The first was being at peace with my relationship with my mother. This wasn’t mere luck; it was intentional work on my part. My mom was awesome but like all relationships, ours wasn’t perfect.  For many years, I harbored frustration and regret that we didn’t have more depth in our relationship.  About a decade ago, I began to work earnestly and intentionally on three aspects of our relationship: to accept my mom for exactly who she was as a mom, to accept myself for exactly who I am as a daughter, and to accept who we were a as a mother-daughter unit.  The process was gradual and entailed forgiveness, lovingkindness, and a sincere appreciation that she and I did the best we could with who we were/are.

While I spent years on the meditation cushion and in conversation with my teachers and close friends working on our relationship, not one of those moments required my mom to participate or converse. The place of peace in which I ultimately arrived was beautiful and provided me many years of a fulfilling, wonderful relationship.  The gratitude I have for arriving at this place is insurmountable and has made my mourning process absent of conflict or regret.

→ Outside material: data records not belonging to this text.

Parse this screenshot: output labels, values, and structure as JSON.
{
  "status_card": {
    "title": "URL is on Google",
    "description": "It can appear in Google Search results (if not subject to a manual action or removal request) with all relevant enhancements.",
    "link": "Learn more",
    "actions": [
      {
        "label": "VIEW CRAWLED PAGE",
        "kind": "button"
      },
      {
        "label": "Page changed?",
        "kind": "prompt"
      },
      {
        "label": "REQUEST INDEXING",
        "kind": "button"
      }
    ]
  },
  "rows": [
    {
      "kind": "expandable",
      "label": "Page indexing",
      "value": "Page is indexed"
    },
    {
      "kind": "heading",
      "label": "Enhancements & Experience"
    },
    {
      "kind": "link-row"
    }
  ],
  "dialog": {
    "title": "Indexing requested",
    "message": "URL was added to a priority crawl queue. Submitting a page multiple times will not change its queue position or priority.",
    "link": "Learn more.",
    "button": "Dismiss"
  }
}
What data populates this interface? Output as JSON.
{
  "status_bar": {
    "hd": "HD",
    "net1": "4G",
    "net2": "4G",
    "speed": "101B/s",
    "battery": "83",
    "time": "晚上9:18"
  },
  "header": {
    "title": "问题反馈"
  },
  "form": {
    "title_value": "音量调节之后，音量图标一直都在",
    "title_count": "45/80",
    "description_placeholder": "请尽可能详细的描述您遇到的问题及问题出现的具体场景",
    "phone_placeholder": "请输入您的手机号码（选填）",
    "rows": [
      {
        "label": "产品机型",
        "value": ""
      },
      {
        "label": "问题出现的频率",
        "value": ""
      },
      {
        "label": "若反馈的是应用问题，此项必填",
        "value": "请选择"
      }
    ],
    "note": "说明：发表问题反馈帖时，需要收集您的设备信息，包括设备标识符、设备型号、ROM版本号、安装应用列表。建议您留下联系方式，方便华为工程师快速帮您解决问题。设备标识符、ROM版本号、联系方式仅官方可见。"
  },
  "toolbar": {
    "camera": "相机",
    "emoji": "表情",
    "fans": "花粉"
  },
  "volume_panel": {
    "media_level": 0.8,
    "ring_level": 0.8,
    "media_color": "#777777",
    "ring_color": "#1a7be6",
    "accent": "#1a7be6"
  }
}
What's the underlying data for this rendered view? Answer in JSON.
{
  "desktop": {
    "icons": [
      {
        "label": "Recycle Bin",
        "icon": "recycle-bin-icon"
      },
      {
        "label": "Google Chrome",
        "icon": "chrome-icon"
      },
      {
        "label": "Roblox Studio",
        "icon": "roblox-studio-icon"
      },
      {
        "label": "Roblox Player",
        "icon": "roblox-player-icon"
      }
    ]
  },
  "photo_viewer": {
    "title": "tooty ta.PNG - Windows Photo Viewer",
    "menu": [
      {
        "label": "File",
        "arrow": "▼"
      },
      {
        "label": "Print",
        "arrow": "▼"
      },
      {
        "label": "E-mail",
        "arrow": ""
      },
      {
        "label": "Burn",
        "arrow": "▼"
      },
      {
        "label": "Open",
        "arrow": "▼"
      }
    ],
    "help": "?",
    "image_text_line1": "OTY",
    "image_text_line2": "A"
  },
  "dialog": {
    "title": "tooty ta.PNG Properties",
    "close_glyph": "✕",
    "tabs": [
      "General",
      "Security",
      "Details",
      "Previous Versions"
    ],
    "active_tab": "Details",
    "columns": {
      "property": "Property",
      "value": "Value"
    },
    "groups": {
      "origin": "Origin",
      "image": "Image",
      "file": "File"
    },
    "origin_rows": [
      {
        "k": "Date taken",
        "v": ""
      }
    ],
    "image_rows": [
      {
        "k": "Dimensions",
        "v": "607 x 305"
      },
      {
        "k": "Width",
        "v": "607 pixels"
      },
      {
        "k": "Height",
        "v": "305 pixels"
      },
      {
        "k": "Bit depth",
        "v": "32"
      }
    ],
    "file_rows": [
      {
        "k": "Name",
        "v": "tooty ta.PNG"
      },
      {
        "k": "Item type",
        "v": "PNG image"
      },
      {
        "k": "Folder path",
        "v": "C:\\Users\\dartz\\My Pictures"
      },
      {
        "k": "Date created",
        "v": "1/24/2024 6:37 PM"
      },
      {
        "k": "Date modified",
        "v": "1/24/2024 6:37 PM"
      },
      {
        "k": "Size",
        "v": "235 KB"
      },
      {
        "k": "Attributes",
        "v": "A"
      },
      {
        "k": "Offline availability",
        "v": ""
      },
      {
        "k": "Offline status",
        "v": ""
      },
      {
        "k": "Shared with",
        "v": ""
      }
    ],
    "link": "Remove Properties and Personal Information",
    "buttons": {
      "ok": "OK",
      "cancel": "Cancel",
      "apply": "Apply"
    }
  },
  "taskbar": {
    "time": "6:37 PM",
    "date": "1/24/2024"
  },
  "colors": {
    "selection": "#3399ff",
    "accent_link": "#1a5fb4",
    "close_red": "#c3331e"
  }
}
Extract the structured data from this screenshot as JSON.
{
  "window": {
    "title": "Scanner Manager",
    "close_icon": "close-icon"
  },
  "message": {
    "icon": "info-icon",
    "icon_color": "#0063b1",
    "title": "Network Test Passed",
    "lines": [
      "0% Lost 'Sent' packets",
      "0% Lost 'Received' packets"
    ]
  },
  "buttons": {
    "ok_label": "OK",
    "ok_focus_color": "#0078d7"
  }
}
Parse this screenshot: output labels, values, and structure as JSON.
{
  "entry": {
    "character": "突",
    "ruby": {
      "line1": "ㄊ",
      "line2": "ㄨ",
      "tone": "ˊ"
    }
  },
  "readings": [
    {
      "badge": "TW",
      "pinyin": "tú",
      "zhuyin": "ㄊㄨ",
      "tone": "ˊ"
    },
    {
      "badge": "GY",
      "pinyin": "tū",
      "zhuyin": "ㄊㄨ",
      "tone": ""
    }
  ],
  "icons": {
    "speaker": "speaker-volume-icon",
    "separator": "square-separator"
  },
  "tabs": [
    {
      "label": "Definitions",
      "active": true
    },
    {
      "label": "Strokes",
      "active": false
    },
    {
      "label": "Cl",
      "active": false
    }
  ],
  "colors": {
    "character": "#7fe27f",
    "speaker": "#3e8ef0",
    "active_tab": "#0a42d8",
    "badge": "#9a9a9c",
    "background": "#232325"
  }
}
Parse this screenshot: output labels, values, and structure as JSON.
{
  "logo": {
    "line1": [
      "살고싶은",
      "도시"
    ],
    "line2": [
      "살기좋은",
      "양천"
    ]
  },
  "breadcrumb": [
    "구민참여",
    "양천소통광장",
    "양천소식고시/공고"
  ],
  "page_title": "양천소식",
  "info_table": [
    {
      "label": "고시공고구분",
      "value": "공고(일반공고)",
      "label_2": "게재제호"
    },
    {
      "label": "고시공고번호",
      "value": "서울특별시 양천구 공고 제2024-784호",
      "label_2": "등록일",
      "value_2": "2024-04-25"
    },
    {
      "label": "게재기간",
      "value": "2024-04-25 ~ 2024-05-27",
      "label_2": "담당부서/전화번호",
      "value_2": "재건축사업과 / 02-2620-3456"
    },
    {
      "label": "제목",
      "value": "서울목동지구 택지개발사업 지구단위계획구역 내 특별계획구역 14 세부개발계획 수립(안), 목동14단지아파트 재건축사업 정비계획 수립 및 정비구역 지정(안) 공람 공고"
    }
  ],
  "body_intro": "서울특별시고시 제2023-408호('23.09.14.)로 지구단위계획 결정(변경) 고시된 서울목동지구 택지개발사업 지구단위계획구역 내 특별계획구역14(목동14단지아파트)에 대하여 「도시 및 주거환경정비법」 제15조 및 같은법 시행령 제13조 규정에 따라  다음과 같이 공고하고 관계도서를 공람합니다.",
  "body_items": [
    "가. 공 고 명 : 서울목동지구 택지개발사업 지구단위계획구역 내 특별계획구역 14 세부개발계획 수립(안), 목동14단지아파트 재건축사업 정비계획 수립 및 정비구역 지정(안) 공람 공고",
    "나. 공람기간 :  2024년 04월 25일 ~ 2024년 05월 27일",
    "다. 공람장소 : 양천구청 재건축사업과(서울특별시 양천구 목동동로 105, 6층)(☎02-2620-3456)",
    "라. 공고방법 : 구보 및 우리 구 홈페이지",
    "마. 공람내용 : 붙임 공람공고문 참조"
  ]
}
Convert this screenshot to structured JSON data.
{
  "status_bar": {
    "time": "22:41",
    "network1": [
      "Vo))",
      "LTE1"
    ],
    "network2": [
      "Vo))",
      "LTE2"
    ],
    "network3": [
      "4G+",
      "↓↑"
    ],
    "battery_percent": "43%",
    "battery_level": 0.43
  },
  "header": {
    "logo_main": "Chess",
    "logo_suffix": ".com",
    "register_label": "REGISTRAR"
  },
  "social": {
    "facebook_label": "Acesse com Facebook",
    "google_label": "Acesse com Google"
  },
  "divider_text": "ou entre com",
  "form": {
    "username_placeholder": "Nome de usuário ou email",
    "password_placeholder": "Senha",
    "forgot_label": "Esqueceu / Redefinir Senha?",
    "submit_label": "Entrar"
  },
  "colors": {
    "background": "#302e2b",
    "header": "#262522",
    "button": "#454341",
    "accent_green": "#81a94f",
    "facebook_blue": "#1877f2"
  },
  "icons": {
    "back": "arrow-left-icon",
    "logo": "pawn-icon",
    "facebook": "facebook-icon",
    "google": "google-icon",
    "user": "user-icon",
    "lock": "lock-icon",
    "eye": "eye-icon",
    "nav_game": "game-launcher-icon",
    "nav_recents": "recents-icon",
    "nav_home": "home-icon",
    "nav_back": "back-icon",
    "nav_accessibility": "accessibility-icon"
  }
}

The second piece which is helping tremendously with this loss is my meditation practice.  Because of the many hours I have spent “on the cushion” and in retreats, it was comfortable and familiar for me to drop right into my emotional experience of grief.  That is, I have the practice and the tools to be (mostly) present to my feelings and associated sensations as opposed to running from the discomfort. I am also extremely fortunate that my Judaic religion has many rituals of mourning that are extremely mindful in nature. Both spiritual practices have provided a much needed and appreciated space and structure  for me to mourn.
 
The third aspect that has helped me has been my corollary experience of incredible gratitude  – gratitude for being blessed with an amazing mother who lived an amazing life, gratitude for the many wonderful years and experiences we shared, gratitude for my teachers Ezra and Elizabeth for their guidance,  gratitude for resonating with mindful and spiritual practices, gratitude for my family, and gratitude for my community of friends, fellow zennies, and synagogue community who were and continue to be so generous with their love and support.  know the road ahead of me will continue to have lots of bumps, smooth passages, unexpected turns, and beautiful memories. And I will continue to do my best to stay present to them all.